La muerte, la muerte, la muerte, esta imposibilidad de vida que da sentido, según nos enseñó Heidegger, al resto de posibilidades vitales. Esta imposibilidad que lamentablemente quizás sea la única de poner fin a la estúpida necesidad de imponerse ante la vida, de pretender poseer la clave de la vida en cualquier circunstancia anodina, puesto que en las decisivas ahí no, ahí, surge el único protagonista real, el miedo. Un miedo que empequeñece todo intento de superioridad.
Apenas consigo lamentarme de la ilusa sensación de estar por encima y de saber, cuando de nuevo surge potente la canción milenaria, sempiterna del yo que cree que sabe. Y pensar que Sócrates dio su vida por honrar su no saber. La vida de la mayoría es una errancia poblada de errores radicales y saberes superfluos pero tóxicamente vanidosos. ¿Quién da más? El premio de la lotería lo tenemos ganado de antemano, pero el ego de cada uno lo ignora. Y con ello alimenta las legiones de ignorantes que están por doquier, sobretodo en la vida pública. Como si un oscuro deseo de ser descubiertos nos impulsara a las acciones más osadas y ridículas regidas por el anhelo secreto de un fracaso redentor.
Vamos en pos del silencio, bendito silencio, un silencio que se propaga por el universo entero y alcanza su límite imposible, su infinitud calculada. Eones de tiempo nos contemplan con la perspectiva de la indiferencia absoluta respecto al resultado de nuestras supuestas elecciones. Creemos que decidir es un acto de libertad, pensamos que libertad y esclavitud son alternativas reales cuando solo habitan nuestra fantasía ansiosa ante la nada, ante la insignificancia de cualquier acción premeditada.

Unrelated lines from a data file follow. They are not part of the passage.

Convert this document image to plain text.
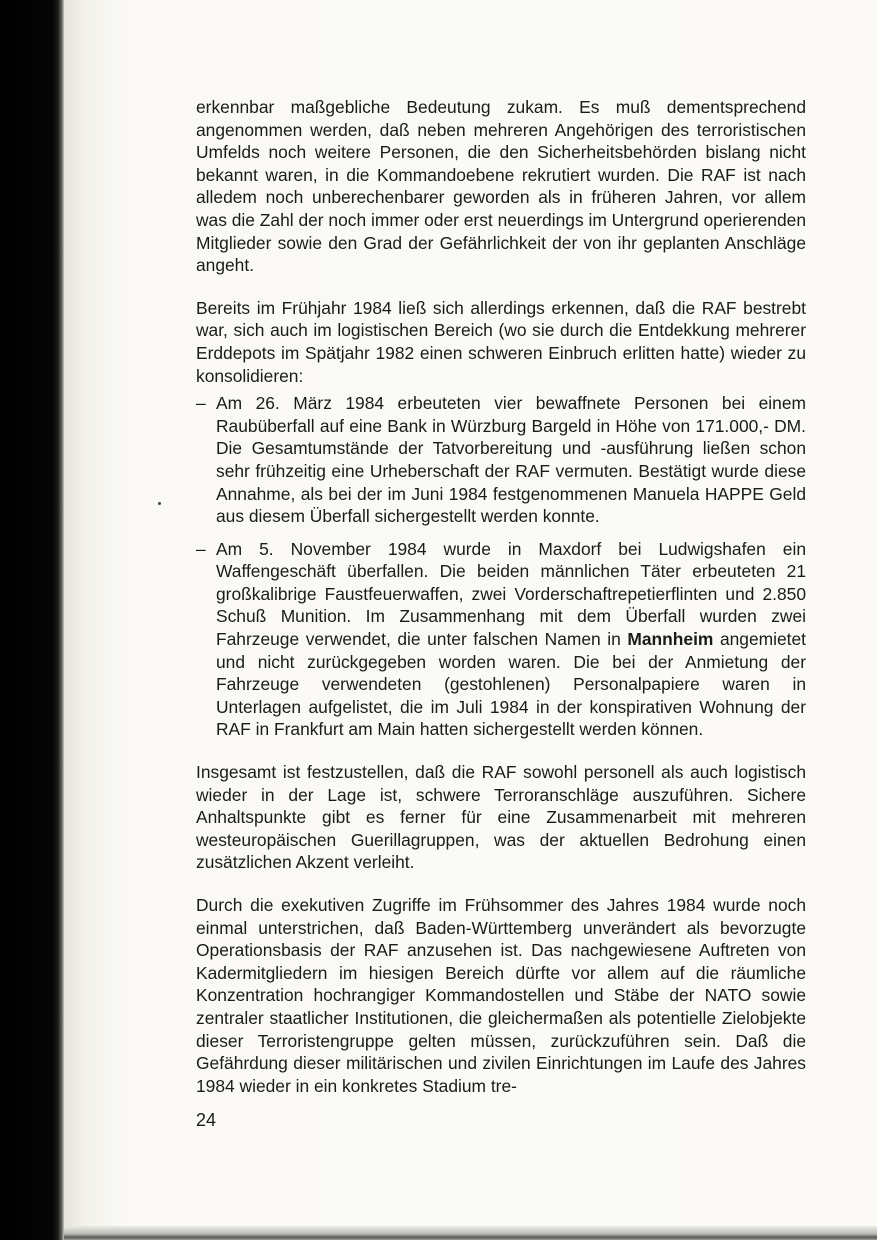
erkennbar maßgebliche Bedeutung zukam. Es muß dementsprechend angenommen werden, daß neben mehreren Angehörigen des terroristischen Umfelds noch weitere Personen, die den Sicherheitsbehörden bislang nicht bekannt waren, in die Kommandoebene rekrutiert wurden. Die RAF ist nach alledem noch unberechenbarer geworden als in früheren Jahren, vor allem was die Zahl der noch immer oder erst neuerdings im Untergrund operierenden Mitglieder sowie den Grad der Gefährlichkeit der von ihr geplanten Anschläge angeht.

Bereits im Frühjahr 1984 ließ sich allerdings erkennen, daß die RAF bestrebt war, sich auch im logistischen Bereich (wo sie durch die Entdekkung mehrerer Erddepots im Spätjahr 1982 einen schweren Einbruch erlitten hatte) wieder zu konsolidieren:

– Am 26. März 1984 erbeuteten vier bewaffnete Personen bei einem Raubüberfall auf eine Bank in Würzburg Bargeld in Höhe von 171.000,- DM. Die Gesamtumstände der Tatvorbereitung und -ausführung ließen schon sehr frühzeitig eine Urheberschaft der RAF vermuten. Bestätigt wurde diese Annahme, als bei der im Juni 1984 festgenommenen Manuela HAPPE Geld aus diesem Überfall sichergestellt werden konnte.
– Am 5. November 1984 wurde in Maxdorf bei Ludwigshafen ein Waffengeschäft überfallen. Die beiden männlichen Täter erbeuteten 21 großkalibrige Faustfeuerwaffen, zwei Vorderschaftrepetierflinten und 2.850 Schuß Munition. Im Zusammenhang mit dem Überfall wurden zwei Fahrzeuge verwendet, die unter falschen Namen in Mannheim angemietet und nicht zurückgegeben worden waren. Die bei der Anmietung der Fahrzeuge verwendeten (gestohlenen) Personalpapiere waren in Unterlagen aufgelistet, die im Juli 1984 in der konspirativen Wohnung der RAF in Frankfurt am Main hatten sichergestellt werden können.

Insgesamt ist festzustellen, daß die RAF sowohl personell als auch logistisch wieder in der Lage ist, schwere Terroranschläge auszuführen. Sichere Anhaltspunkte gibt es ferner für eine Zusammenarbeit mit mehreren westeuropäischen Guerillagruppen, was der aktuellen Bedrohung einen zusätzlichen Akzent verleiht.

Durch die exekutiven Zugriffe im Frühsommer des Jahres 1984 wurde noch einmal unterstrichen, daß Baden-Württemberg unverändert als bevorzugte Operationsbasis der RAF anzusehen ist. Das nachgewiesene Auftreten von Kadermitgliedern im hiesigen Bereich dürfte vor allem auf die räumliche Konzentration hochrangiger Kommandostellen und Stäbe der NATO sowie zentraler staatlicher Institutionen, die gleichermaßen als potentielle Zielobjekte dieser Terroristengruppe gelten müssen, zurückzuführen sein. Daß die Gefährdung dieser militärischen und zivilen Einrichtungen im Laufe des Jahres 1984 wieder in ein konkretes Stadium tre-

24
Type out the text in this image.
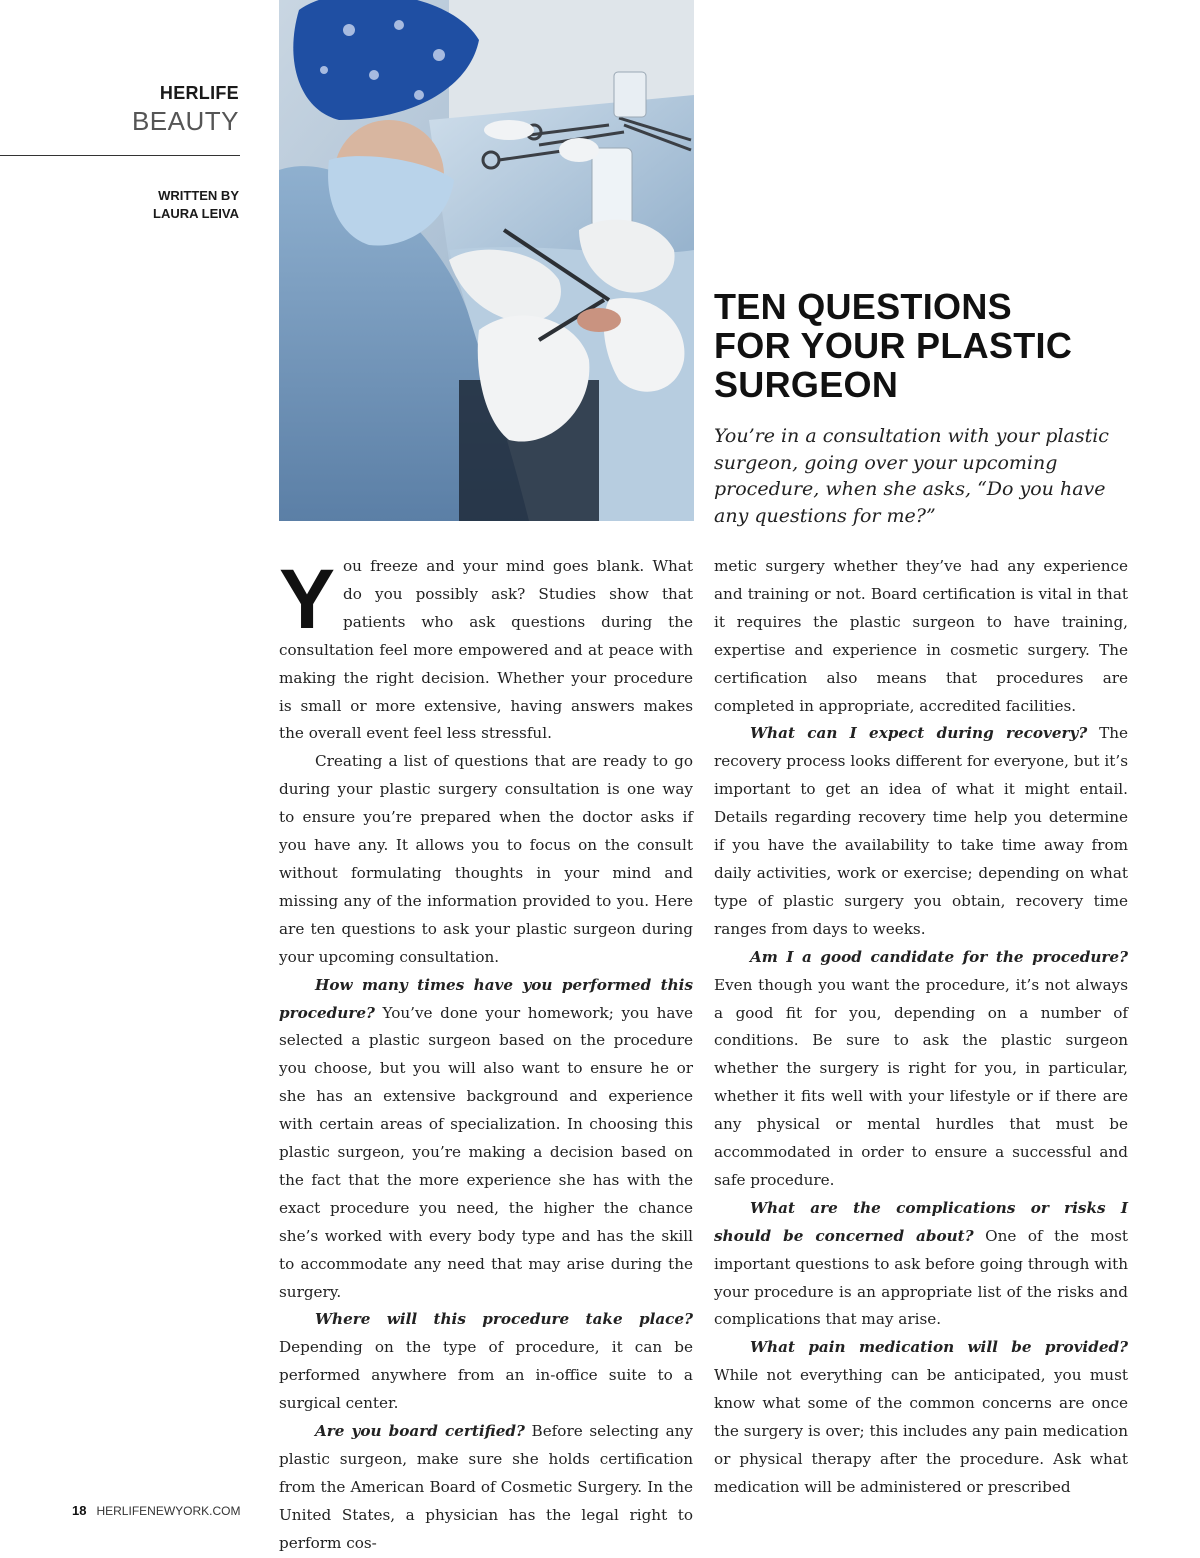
HERLIFE
BEAUTY
WRITTEN BY
LAURA LEIVA
TEN QUESTIONS
FOR YOUR PLASTIC
SURGEON

You’re in a consultation with your plastic surgeon, going over your upcoming procedure, when she asks, “Do you have any questions for me?”

You freeze and your mind goes blank. What do you possibly ask? Studies show that patients who ask questions during the consultation feel more empowered and at peace with making the right decision. Whether your procedure is small or more extensive, having answers makes the overall event feel less stressful.

Creating a list of questions that are ready to go during your plastic surgery consultation is one way to ensure you’re prepared when the doctor asks if you have any. It allows you to focus on the consult without formulating thoughts in your mind and missing any of the information provided to you. Here are ten questions to ask your plastic surgeon during your upcoming consultation.

How many times have you performed this procedure? You’ve done your homework; you have selected a plastic surgeon based on the procedure you choose, but you will also want to ensure he or she has an extensive background and experience with certain areas of specialization. In choosing this plastic surgeon, you’re making a decision based on the fact that the more experience she has with the exact procedure you need, the higher the chance she’s worked with every body type and has the skill to accommodate any need that may arise during the surgery.

Where will this procedure take place? Depending on the type of procedure, it can be performed anywhere from an in-office suite to a surgical center.

Are you board certified? Before selecting any plastic surgeon, make sure she holds certification from the American Board of Cosmetic Surgery. In the United States, a physician has the legal right to perform cos-

metic surgery whether they’ve had any experience and training or not. Board certification is vital in that it requires the plastic surgeon to have training, expertise and experience in cosmetic surgery. The certification also means that procedures are completed in appropriate, accredited facilities.

What can I expect during recovery? The recovery process looks different for everyone, but it’s important to get an idea of what it might entail. Details regarding recovery time help you determine if you have the availability to take time away from daily activities, work or exercise; depending on what type of plastic surgery you obtain, recovery time ranges from days to weeks.

Am I a good candidate for the procedure? Even though you want the procedure, it’s not always a good fit for you, depending on a number of conditions. Be sure to ask the plastic surgeon whether the surgery is right for you, in particular, whether it fits well with your lifestyle or if there are any physical or mental hurdles that must be accommodated in order to ensure a successful and safe procedure.

What are the complications or risks I should be concerned about? One of the most important questions to ask before going through with your procedure is an appropriate list of the risks and complications that may arise.

What pain medication will be provided? While not everything can be anticipated, you must know what some of the common concerns are once the surgery is over; this includes any pain medication or physical therapy after the procedure. Ask what medication will be administered or prescribed

18 HERLIFENEWYORK.COM
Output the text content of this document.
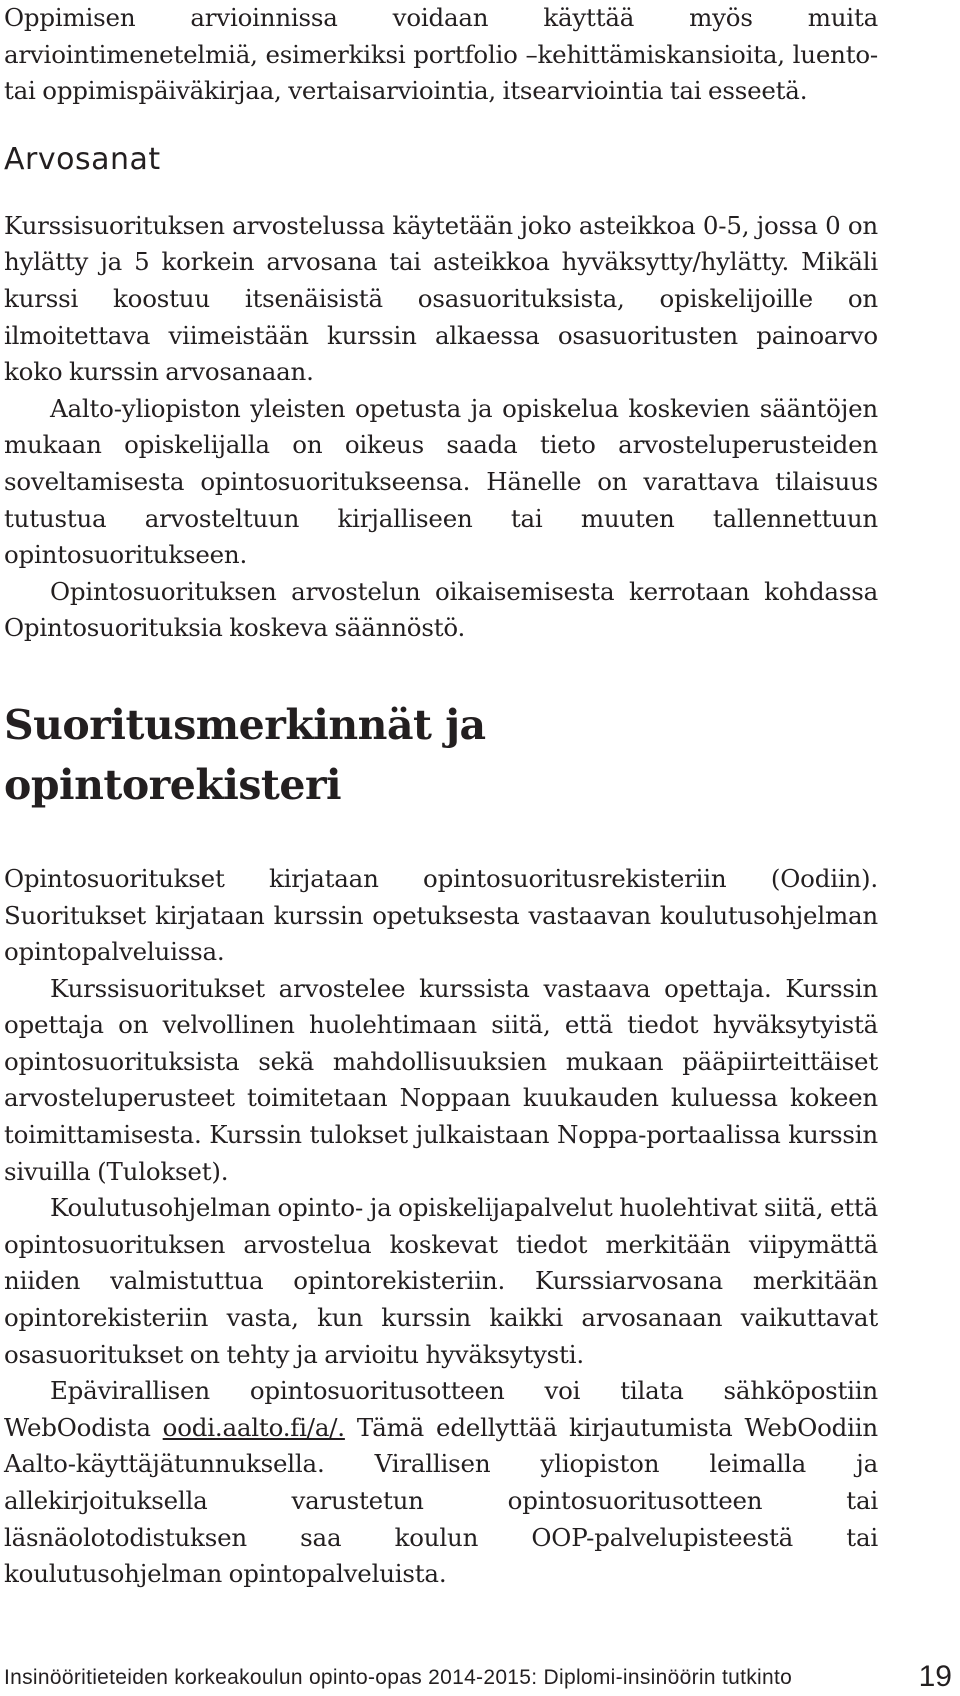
Oppimisen arvioinnissa voidaan käyttää myös muita arviointimenetelmiä, esimerkiksi portfolio –kehittämiskansioita, luento- tai oppimispäiväkirjaa, vertaisarviointia, itsearviointia tai esseetä.

Arvosanat

Kurssisuorituksen arvostelussa käytetään joko asteikkoa 0-5, jossa 0 on hylätty ja 5 korkein arvosana tai asteikkoa hyväksytty/hylätty. Mikäli kurssi koostuu itsenäisistä osasuorituksista, opiskelijoille on ilmoitettava viimeistään kurssin alkaessa osasuoritusten painoarvo koko kurssin arvosanaan.

Aalto-yliopiston yleisten opetusta ja opiskelua koskevien sääntöjen mukaan opiskelijalla on oikeus saada tieto arvosteluperusteiden soveltamisesta opintosuoritukseensa. Hänelle on varattava tilaisuus tutustua arvosteltuun kirjalliseen tai muuten tallennettuun opintosuoritukseen.

Opintosuorituksen arvostelun oikaisemisesta kerrotaan kohdassa Opintosuorituksia koskeva säännöstö.

Suoritusmerkinnät ja
opintorekisteri

Opintosuoritukset kirjataan opintosuoritusrekisteriin (Oodiin). Suoritukset kirjataan kurssin opetuksesta vastaavan koulutusohjelman opintopalveluissa.

Kurssisuoritukset arvostelee kurssista vastaava opettaja. Kurssin opettaja on velvollinen huolehtimaan siitä, että tiedot hyväksytyistä opintosuorituksista sekä mahdollisuuksien mukaan pääpiirteittäiset arvosteluperusteet toimitetaan Noppaan kuukauden kuluessa kokeen toimittamisesta. Kurssin tulokset julkaistaan Noppa-portaalissa kurssin sivuilla (Tulokset).

Koulutusohjelman opinto- ja opiskelijapalvelut huolehtivat siitä, että opintosuorituksen arvostelua koskevat tiedot merkitään viipymättä niiden valmistuttua opintorekisteriin. Kurssiarvosana merkitään opintorekisteriin vasta, kun kurssin kaikki arvosanaan vaikuttavat osasuoritukset on tehty ja arvioitu hyväksytysti.

Epävirallisen opintosuoritusotteen voi tilata sähköpostiin WebOodista oodi.aalto.fi/a/. Tämä edellyttää kirjautumista WebOodiin Aalto-käyttäjätunnuksella. Virallisen yliopiston leimalla ja allekirjoituksella varustetun opintosuoritusotteen tai läsnäolotodistuksen saa koulun OOP-palvelupisteestä tai koulutusohjelman opintopalveluista.

Insinööritieteiden korkeakoulun opinto-opas 2014-2015: Diplomi-insinöörin tutkinto	19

Osamos clamar ante el impío, osamos juzgar y condenar al supuesto delincuente, cuando en realidad solo nos mueve una compulsión a negar la muerte. El juez juzga a todos y a todo pero no a su patológica pretensión de que su juicio es justo y necesario.
Inocencia del devenir, dejar ser al ser, lemas heideggerianos que podrían devenir antídotos para la locura de juzgar que siempre y por lo dicho acaba siendo un prejuzgar. Así los prejuicios nos permiten vivir, es su principal función, pero nos obligan a una vida justiciera para con los demás e injusta para si y en si misma, nos convierte en habitantes-esclavos de la cueva platónica cuyas figuras en movimiento proyectadas en la pared son expresiones fantasmagóricas cuya única misión es ocultar la verdad de nuestra condición.